3. The issue of gambling, and the influence gambling revenue has on rugby league, is back on the agenda. A KPMG report prepared for Clubs NSW claims that almost 200 NSW licensed clubs are under threat of close before 2012 - and that is on top of the 105 who have already closed or amalgamated in recent years. Many of these clubs are leagues clubs which fund not only junior football but NRL and Toyota Cup teams. With a federal election to be held is 2010, and a NSW state poll early in 2011, rugby league needs to have a united and effective policy on an issue that impacts right across the game.
4. And then there is arguably the most pressing issue of all - the consequences of a successful Australian bid to host the Soccer World Cup in a decade or so time. The AFL staked its claim, and did so robustly. There is no doubt the AFL's tough stance is all about getting the best possible deal from the World Cup organisers, and federal and state governments. The problem with the NRL/ARL is that they follow- they don't lead. That is why the urgent meeting with the CEO of Soccer Australia last week was seen as a weak reaction, not a strong stance. Rugby league needs one voice to get the best possible deal if the bid is successful - and that needs to be taxpayer and world cup funds to upgrade venues and training facilities that will benefit rugby league long term, and not just soccer.

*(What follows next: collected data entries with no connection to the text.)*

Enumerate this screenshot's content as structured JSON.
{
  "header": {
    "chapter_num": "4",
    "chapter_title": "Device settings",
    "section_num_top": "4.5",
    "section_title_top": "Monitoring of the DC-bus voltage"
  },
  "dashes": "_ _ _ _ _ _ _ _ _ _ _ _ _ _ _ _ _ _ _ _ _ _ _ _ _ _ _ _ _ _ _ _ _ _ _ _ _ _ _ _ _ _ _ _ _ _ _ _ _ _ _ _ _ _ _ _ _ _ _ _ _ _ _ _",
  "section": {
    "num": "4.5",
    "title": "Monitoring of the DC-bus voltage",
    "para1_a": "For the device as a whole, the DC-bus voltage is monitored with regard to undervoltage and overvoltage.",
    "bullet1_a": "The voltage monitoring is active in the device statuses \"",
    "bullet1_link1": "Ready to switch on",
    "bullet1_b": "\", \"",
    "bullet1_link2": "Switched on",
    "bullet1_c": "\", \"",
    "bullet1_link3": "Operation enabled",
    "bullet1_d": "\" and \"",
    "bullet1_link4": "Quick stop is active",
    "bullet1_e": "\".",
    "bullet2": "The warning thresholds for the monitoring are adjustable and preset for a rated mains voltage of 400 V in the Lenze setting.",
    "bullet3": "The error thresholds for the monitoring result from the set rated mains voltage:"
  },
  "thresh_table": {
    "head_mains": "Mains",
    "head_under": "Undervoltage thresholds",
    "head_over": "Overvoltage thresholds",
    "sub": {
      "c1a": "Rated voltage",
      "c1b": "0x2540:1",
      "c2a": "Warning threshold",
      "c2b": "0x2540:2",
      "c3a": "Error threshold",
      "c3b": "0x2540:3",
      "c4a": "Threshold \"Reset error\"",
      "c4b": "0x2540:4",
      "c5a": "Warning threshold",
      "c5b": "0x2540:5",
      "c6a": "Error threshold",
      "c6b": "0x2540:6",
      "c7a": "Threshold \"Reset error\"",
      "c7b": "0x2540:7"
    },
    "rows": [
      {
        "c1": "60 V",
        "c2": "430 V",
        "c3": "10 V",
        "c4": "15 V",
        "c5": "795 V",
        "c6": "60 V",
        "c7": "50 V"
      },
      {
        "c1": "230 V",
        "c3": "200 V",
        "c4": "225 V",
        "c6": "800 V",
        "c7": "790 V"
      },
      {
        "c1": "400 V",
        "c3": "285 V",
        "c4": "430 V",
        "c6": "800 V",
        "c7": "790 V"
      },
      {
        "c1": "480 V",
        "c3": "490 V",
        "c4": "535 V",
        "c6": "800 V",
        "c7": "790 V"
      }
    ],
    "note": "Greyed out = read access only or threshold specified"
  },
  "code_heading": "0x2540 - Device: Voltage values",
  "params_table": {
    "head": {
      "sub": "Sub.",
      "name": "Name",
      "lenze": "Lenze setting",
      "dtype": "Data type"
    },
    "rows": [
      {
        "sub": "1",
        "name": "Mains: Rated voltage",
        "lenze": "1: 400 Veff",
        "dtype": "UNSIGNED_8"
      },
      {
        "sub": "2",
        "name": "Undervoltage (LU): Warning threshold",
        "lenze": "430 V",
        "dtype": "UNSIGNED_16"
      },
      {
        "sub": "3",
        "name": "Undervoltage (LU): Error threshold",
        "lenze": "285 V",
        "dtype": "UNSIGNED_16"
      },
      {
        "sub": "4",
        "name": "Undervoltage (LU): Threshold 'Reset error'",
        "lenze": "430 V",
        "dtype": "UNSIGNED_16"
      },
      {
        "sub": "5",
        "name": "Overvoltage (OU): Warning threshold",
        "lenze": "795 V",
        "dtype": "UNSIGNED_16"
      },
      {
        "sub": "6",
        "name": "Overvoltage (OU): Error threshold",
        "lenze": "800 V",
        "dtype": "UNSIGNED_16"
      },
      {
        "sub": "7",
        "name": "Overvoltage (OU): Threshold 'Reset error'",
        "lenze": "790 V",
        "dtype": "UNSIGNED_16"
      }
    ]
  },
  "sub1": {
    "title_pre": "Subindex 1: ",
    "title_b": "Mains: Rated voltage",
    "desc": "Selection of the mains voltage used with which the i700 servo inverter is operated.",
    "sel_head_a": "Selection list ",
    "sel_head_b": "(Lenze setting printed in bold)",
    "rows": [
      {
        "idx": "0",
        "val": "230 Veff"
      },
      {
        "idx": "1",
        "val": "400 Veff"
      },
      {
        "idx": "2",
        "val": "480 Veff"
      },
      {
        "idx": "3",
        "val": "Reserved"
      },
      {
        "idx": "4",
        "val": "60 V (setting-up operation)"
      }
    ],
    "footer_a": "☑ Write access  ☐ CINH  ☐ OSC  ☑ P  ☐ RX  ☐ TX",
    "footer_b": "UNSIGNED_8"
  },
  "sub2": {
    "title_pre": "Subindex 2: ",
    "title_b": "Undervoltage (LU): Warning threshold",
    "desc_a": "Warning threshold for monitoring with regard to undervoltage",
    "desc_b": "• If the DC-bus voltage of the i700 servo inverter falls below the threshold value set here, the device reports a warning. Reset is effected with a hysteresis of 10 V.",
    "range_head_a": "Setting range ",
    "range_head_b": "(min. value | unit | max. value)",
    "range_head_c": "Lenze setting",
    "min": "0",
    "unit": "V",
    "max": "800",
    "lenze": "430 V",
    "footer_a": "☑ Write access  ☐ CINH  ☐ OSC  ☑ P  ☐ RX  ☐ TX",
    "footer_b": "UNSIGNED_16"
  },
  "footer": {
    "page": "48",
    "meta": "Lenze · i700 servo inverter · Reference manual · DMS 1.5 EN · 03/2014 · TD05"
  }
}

Taken together, these issues offer compelling justification for the uniting of the game's administration, and streamlining funding, to happen now, and not later.
The other reason is that for as long as reform is denied, the spend on wasteful administrative duplication will grow.
The push to have a distinguished former player like Steve Mortimer on the "Independent Commission" is a worthy one and consistent with my recent advocacy via this column. It must not just comprise business people. Steve Mortimer and, say, Shane Webcke would be worthy members on the Commission.
What has been interesting has been the overwhelmingly negative response to the idea of Colin Love being Commission Chairman.
Those driving the process need to take notice of that - and jettison the idea now.
The Commission needs a independent chairman with real stature, as well as commissioners who have standing in their own right - that is what has given the AFL Commission the authority and credibility it enjoys today. Rugby league must have no less.